It’s been a long work week and so my wife and I and kids decided to just hang things up and go out for supper last night. On the way into the restaurant there was a little boy, maybe 7 or 8, sitting on a bench. He was sobbing uncontrollably, feeling so small in the great big world that he was taking up as little space as possible. His fists were clenched by his side as he edged closer to his panic. A woman just in front of us was trying to talk to him, but he could hardly speak, and when she asked if he was lost he only nodded and kept crying. I leaned down to him and asked him his name, and still he couldn’t answer. Then we asked what his mom and dad’s name was, and he looked up with these big round eyes and said very seriously,
“My mom’s name is Mom, and my dad’s name is Dad.”
It’s amazing the power that fear can have over us, isn’t it? Its grip can be as cold and ruthless as tempered steel, literally freezing us in our tracks. The realization of being lost is such a hopeless surprise that our common sense can be literally stolen away.
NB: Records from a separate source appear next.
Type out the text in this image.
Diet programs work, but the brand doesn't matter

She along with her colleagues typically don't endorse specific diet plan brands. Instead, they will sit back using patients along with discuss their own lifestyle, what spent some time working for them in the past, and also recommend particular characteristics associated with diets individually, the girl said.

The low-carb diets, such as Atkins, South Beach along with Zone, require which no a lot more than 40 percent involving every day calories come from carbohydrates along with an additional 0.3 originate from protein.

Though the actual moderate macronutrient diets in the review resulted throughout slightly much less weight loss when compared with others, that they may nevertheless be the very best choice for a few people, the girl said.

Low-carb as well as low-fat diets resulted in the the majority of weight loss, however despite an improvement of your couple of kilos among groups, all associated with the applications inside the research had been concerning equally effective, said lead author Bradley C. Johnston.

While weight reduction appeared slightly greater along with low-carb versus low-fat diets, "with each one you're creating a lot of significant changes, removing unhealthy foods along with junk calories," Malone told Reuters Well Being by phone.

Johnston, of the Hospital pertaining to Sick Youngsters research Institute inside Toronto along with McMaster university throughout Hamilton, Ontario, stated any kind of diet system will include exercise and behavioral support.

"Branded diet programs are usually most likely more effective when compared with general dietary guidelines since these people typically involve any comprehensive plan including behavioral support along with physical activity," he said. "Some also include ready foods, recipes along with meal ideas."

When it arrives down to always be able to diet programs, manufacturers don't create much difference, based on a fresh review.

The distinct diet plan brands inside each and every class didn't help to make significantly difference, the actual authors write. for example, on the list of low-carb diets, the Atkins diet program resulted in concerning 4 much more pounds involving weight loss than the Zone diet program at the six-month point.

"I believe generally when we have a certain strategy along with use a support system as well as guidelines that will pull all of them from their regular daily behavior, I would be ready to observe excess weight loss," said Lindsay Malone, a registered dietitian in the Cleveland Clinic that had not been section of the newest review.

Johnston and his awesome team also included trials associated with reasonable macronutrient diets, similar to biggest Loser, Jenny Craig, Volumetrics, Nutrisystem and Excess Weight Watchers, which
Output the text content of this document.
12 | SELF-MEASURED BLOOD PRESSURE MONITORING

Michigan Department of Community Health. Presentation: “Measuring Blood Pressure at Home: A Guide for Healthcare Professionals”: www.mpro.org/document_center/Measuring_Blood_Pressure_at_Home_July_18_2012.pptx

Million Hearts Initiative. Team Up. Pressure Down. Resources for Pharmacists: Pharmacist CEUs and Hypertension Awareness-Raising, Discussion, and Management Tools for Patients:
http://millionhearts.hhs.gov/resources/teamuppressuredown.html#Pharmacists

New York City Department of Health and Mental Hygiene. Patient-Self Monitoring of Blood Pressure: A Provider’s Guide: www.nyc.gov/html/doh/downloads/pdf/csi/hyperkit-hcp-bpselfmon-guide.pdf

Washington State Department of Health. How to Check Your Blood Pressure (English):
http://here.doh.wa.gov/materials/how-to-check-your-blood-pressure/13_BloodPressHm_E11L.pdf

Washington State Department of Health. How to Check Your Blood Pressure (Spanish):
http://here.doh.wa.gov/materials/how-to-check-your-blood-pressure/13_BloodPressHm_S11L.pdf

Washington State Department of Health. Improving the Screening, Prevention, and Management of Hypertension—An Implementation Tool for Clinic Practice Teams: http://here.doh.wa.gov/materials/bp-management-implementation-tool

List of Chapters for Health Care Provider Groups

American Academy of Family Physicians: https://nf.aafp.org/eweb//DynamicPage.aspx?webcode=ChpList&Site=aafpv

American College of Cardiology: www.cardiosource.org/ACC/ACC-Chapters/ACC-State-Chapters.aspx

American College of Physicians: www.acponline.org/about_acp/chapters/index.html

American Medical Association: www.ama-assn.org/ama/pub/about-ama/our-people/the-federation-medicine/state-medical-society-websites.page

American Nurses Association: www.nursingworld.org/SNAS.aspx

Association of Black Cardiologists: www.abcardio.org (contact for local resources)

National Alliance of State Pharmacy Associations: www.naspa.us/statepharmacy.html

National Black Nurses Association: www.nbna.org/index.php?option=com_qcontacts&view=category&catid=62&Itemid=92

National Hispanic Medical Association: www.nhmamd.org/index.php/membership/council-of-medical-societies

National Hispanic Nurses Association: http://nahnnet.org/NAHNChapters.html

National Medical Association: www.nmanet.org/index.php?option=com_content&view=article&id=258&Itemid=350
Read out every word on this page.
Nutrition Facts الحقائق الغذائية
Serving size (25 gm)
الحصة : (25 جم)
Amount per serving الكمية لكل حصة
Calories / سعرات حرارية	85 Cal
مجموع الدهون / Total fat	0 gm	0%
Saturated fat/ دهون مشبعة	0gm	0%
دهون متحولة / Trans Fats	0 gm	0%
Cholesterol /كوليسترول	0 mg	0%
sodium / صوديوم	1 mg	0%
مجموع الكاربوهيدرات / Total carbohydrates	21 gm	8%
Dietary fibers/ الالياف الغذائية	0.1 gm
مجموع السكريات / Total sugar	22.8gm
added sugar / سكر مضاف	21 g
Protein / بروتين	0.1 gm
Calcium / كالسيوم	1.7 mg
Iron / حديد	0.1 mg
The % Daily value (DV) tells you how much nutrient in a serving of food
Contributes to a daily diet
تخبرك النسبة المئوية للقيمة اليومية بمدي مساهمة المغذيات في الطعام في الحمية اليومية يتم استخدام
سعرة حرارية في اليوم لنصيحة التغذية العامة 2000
When we sat down at our table afterwards, both of our kids began to recount “that one time“… you know, that time at the hardware store with my little girl, when she zigged and we zagged, and 30 seconds later… chaos. Or the incident with my boy, years ago in the grocery store. That memory of being lost is so etched in his mind that he was talking about it like it was yesterday.
But remember, when you were lost, how much greater was that feeling of being found? Even if you were in trouble and everyone was upset, there were still hugs! And the famous Motherly “body-check”, where they spin you around and make sure you still have 10 fingers and 10 toes, and most importantly, shoulders and ears. 😉
Being found is like walking out from the blue-gray, inky shadows into a warm, bathing ray of golden sunlight. Emotions wash over us, great valleys and peaks of them, and we remember being lost…because we were found.
The little boy at the restaurant was found, and he stayed less than half a step away from his family as they were walking out the door to the car. I could hear the big deep sighs as the calm was spreading over him, catching his breath, finding that peace that we so much take for granted, until it is lost.
I recently heard our pastor speaking about this. He said it best in his own words… “You never forget the experience of being found…Never…You’ll never forget the gift of Jesus, if you were a lost person, and you were found… The gift of Jesus is for the humble, the poor and the lost. He didn’t come just to teach a better way, or show us how to live, or heal the sick and raise the dead only. He didn’t even come to condemn the world…He came as God’s gift of salvation…Unwrap the gift of Christ so that you don’t forget that He found you when you were lost. You will never forget the gift of Christ.”